Der Leitgedanke der Vielfalt spiegelt sich zum Beispiel in diversen Zielgruppen wider, die bei den Kletter-Ausfahrten miteinander in Kontakt kommen. Um möglichst allen eine Teilhabe zu ermöglichen, werden an vielen Stellen Barrieren abgebaut: Finanziell Schwache können kostengünstig teilnehmen, Menschen mit körperlichen Einschränkungen werden am Seil unterstützt, für Kinder mit Sprachbarrieren gibt es Handzeichen zu den Kletterkommandos. Einige Menschen kommen an der Kletterwand übrigens auch ganz ohne Hilfsmittel besser voran als im Alltag. Blinde zum Bespiel können in der Senkrechten den Weg ertasten, wofür sie anderswo auf einen Taststock angewiesen sind.

Der Erfolg von Inklusion beim Klettern lässt sich also nicht nur daran bemessen, ob es an der Kletterhalle einen Aufzug gibt. Viel wichtiger ist das Abbauen von Barrieren im Kopf. Und weil die Grundlagen dafür gezielt geschult werden können, haben die NaturFreunde und die IG Klettern München gemeinsam eine neue Trainer*in-Ausbildung entwickelt. Die soll den Gedanken der Inklusion weiter verbreiten – in Kletterhallen, in den Bergen, in der Gesellschaft – und das Leitbild, die Stärken der*des Einzelnen in den Vordergrund zu stellen und möglichst wenig „technisch“ einzugreifen.

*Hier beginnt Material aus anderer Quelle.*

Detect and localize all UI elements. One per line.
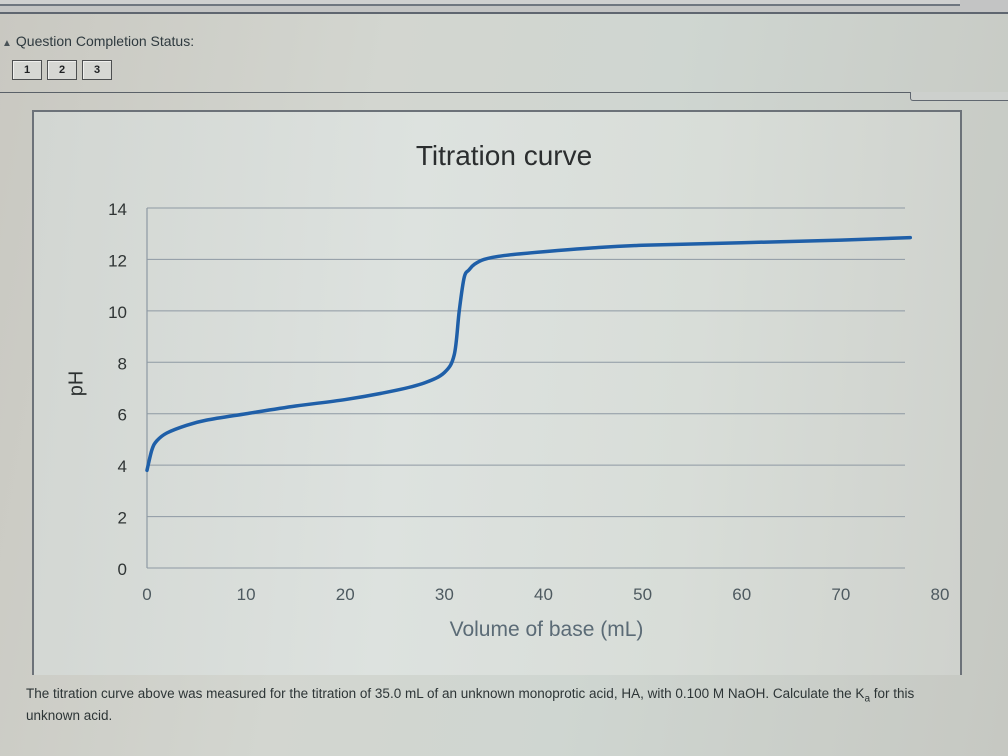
y-tick-label: 6 [118,406,127,425]
window-top-strip [0,0,1008,14]
y-tick-label: 14 [108,200,127,219]
question-button-3[interactable]: 3 [82,60,112,80]
y-tick-label: 10 [108,303,127,322]
question-buttons: 1 2 3 [12,60,112,80]
ka-subscript: a [864,693,870,705]
x-tick-label: 50 [633,585,652,604]
x-tick-label: 10 [237,585,256,604]
x-tick-label: 20 [336,585,355,604]
y-tick-label: 4 [118,457,127,476]
y-tick-label: 8 [118,354,127,373]
x-tick-label: 0 [142,585,151,604]
y-tick-label: 0 [118,560,127,579]
window-top-strip-inner [0,0,960,6]
problem-text: The titration curve above was measured f… [26,686,865,701]
collapse-arrow-icon[interactable]: ▲ [2,38,12,49]
status-label-text: Question Completion Status: [15,33,195,49]
chart-image-frame [32,110,962,675]
problem-text-end: for this unknown acid. [26,686,915,723]
x-axis-label: Volume of base (mL) [449,618,644,641]
header-divider-tab [910,92,1008,101]
x-tick-label: 60 [732,585,751,604]
chart-title: Titration curve [415,140,593,171]
y-tick-label: 12 [108,251,127,270]
y-axis-label: pH [65,370,88,397]
header-divider [0,92,1008,93]
x-tick-label: 30 [435,585,454,604]
x-tick-label: 40 [534,585,553,604]
x-tick-label: 70 [831,585,850,604]
titration-curve-line [145,235,913,473]
x-tick-label: 80 [931,585,950,604]
question-completion-status: ▲ Question Completion Status: [2,33,194,49]
y-tick-label: 2 [118,509,127,528]
question-button-1[interactable]: 1 [12,60,42,80]
question-button-2[interactable]: 2 [47,60,77,80]
problem-statement: The titration curve above was measured f… [26,686,956,724]
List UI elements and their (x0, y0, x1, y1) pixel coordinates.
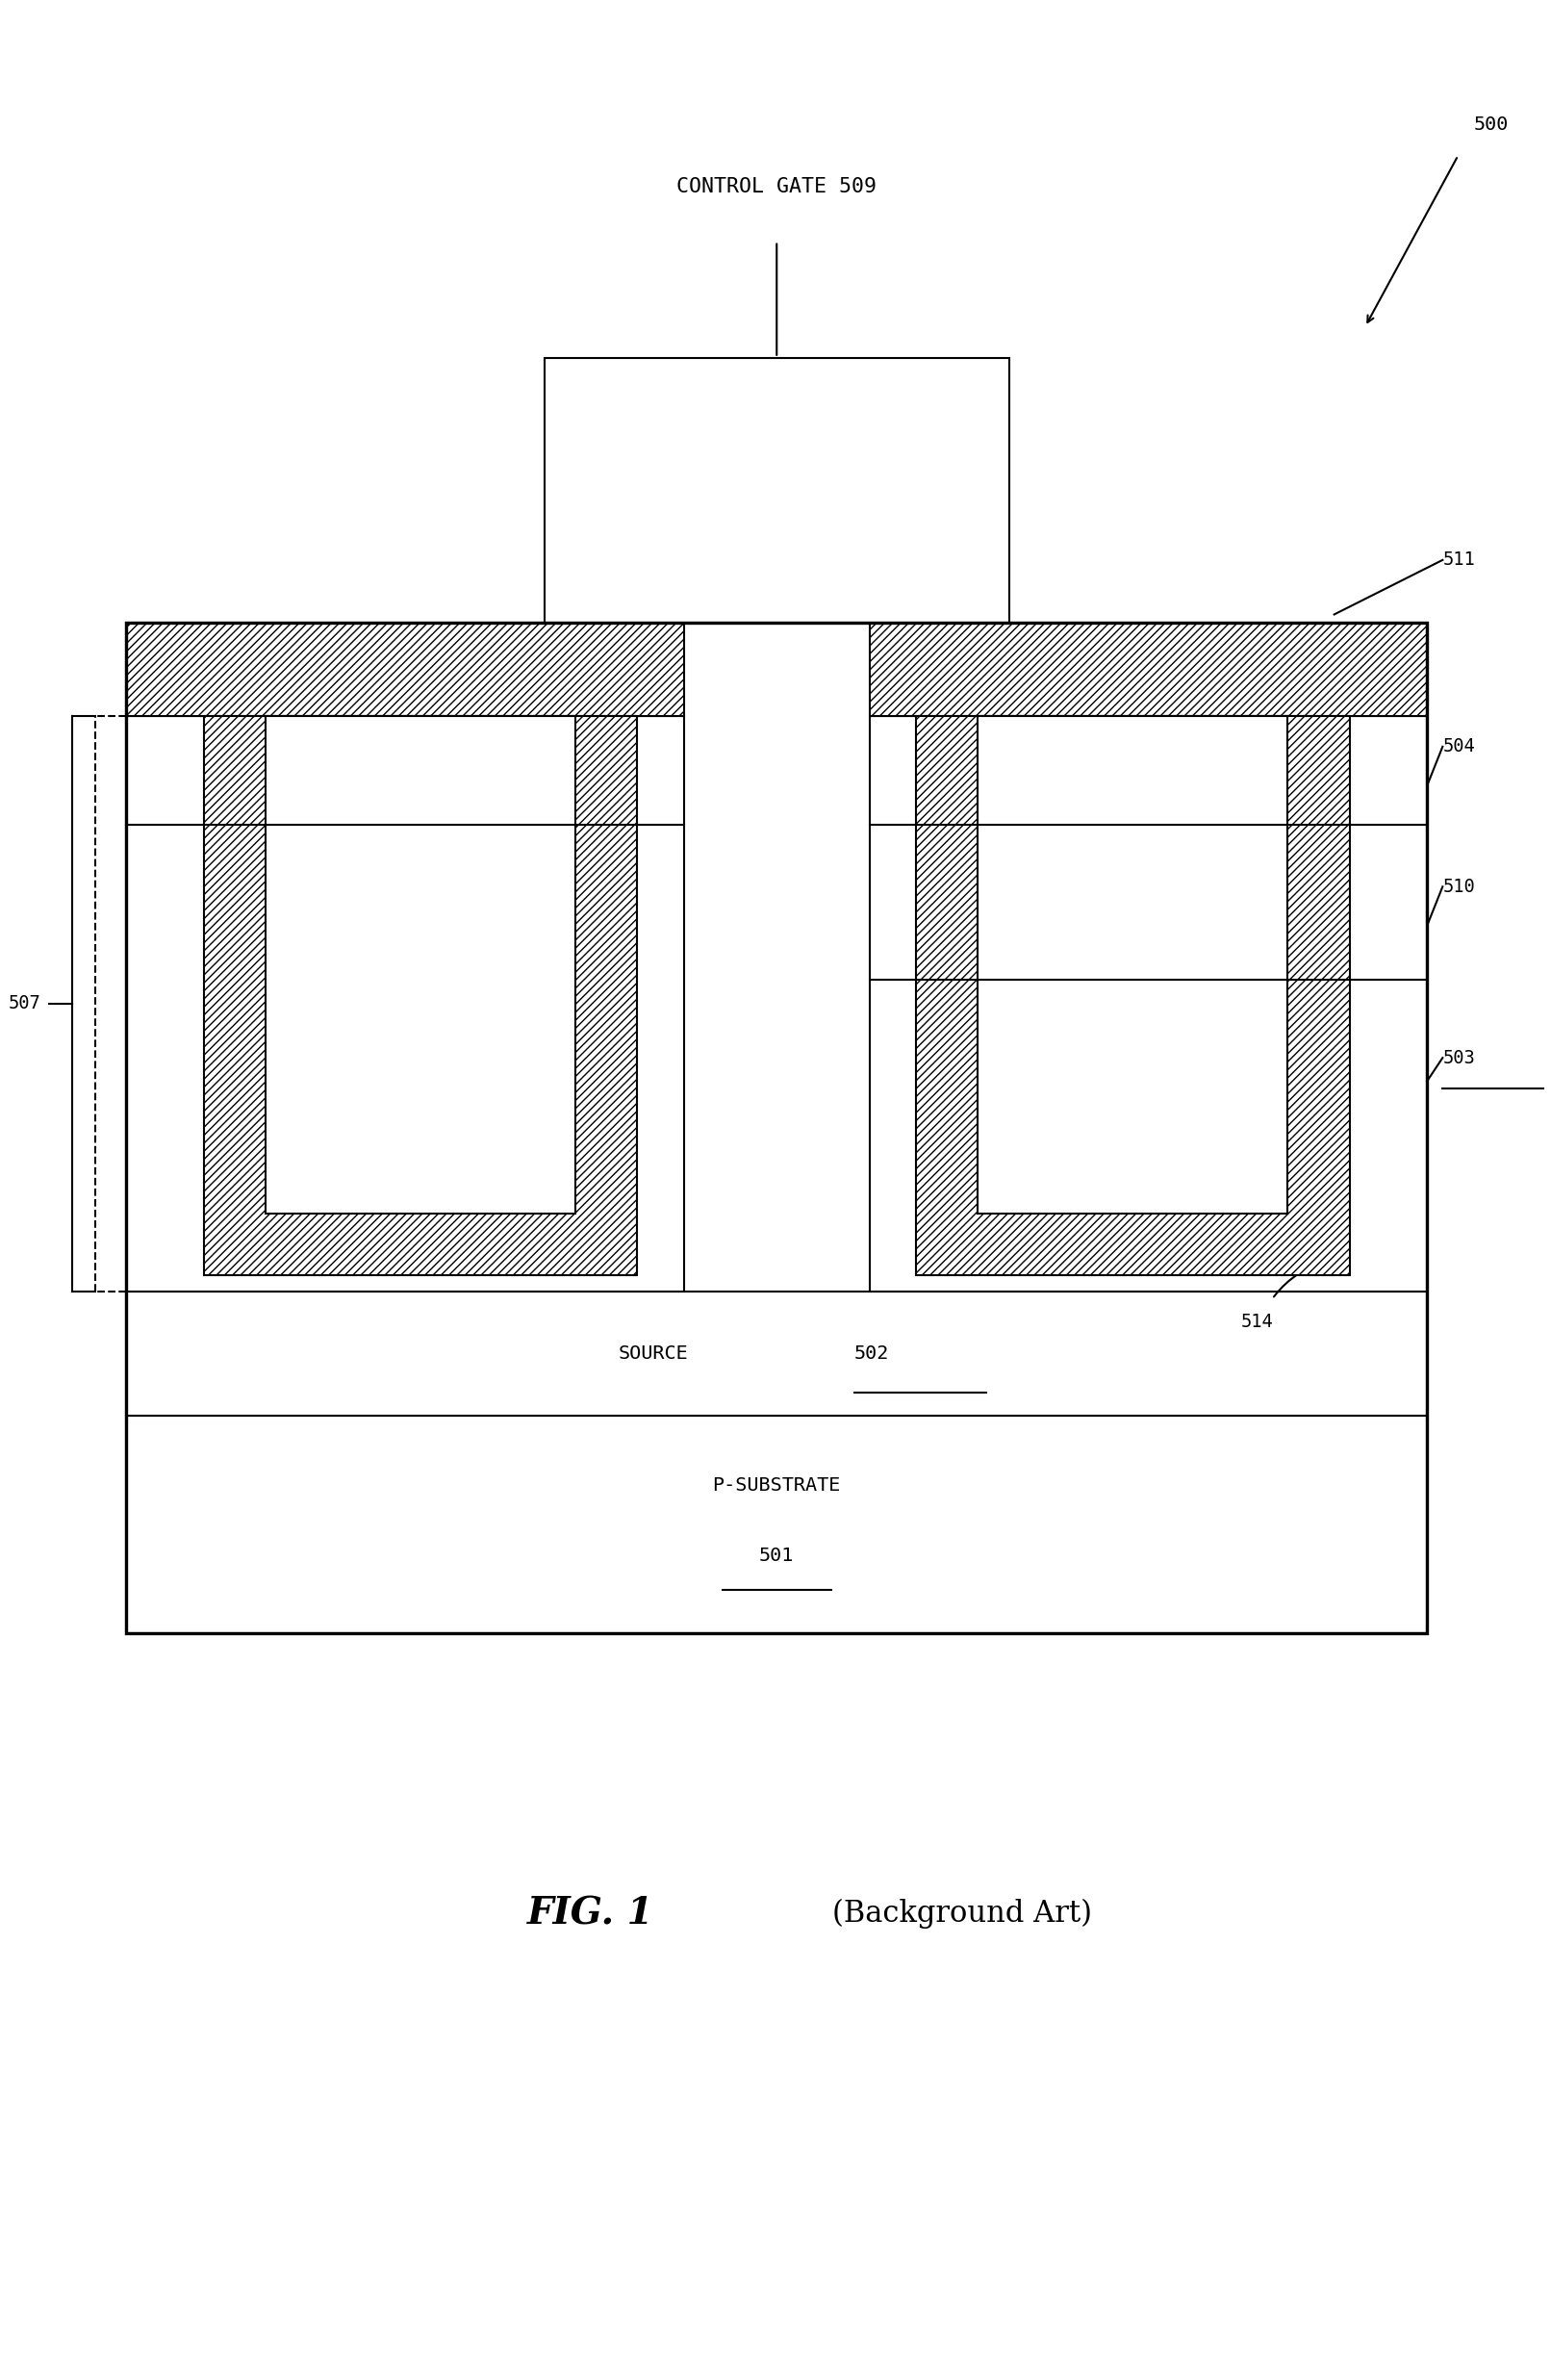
Text: CONTROL GATE 509: CONTROL GATE 509 (676, 176, 876, 195)
Bar (265, 716, 575, 1214)
Bar (126, 1290, 1427, 1416)
Bar (203, 716, 637, 1276)
Bar (870, 716, 1427, 1290)
Text: 503: 503 (1442, 1050, 1475, 1066)
Text: FLOATING: FLOATING (226, 985, 313, 1004)
Bar (917, 716, 1349, 1276)
Text: 500: 500 (1473, 114, 1509, 133)
Text: DRAIN: DRAIN (1120, 752, 1177, 771)
Text: 511: 511 (1442, 550, 1475, 569)
Text: 507: 507 (9, 995, 42, 1011)
Bar (979, 716, 1287, 1214)
Text: GATE 505: GATE 505 (226, 1057, 313, 1076)
Bar (544, 357, 1010, 621)
Text: 501: 501 (758, 1547, 794, 1564)
Text: FIG. 1: FIG. 1 (527, 1894, 655, 1933)
Text: 506: 506 (226, 1142, 259, 1161)
Text: (Background Art): (Background Art) (833, 1899, 1092, 1928)
Bar (126, 716, 684, 1290)
Text: 508: 508 (226, 1219, 259, 1238)
Bar (126, 1416, 1427, 1633)
Text: 502: 502 (855, 1345, 889, 1361)
Bar (126, 621, 684, 716)
Bar (870, 621, 1427, 716)
Text: DRAIN: DRAIN (375, 752, 434, 771)
Text: 514: 514 (1241, 1314, 1273, 1330)
Text: 504: 504 (1442, 738, 1475, 757)
Text: SOURCE: SOURCE (617, 1345, 687, 1361)
Text: 510: 510 (1442, 878, 1475, 895)
Text: P-SUBSTRATE: P-SUBSTRATE (712, 1476, 841, 1495)
Bar (126, 621, 1427, 1633)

Der Beginn des neuen Ausbildungslehrgangs zum*r Trainer*in C – Sportklettern Inklusion ist für November geplant. Unter der Leitung von Ulli Dietrich und Sanna Peteranderl geht es dann inhaltlich um die Entwicklung von inklusiven Strukturen im Verein, Anforderungen verschiedener Zielgruppen (zum Beispiel mit Behinderung, mit Fluchtgeschichte, mit sozialer Benachteiligung), auch um Recht, Gefahrenpotenziale oder Missbrauchsprävention. Natürlich bietet der sechstägige Lehrgang (zwei Wochenenden) auch praktischen Übungen. Voraussetzung zur Teilnahme ist die Qualifikation Ausbilder*in künstliche Kletteranlagen der NaturFreunde oder Trainer*in C – Sportklettern der IG Klettern München. Lizenzgeber sind die NaturFreunde. Die notwendigen Pflichtfortbildungen zum Lizenzerhalt können sowohl bei den NaturFreunden als auch bei der IG Klettern absolviert werden.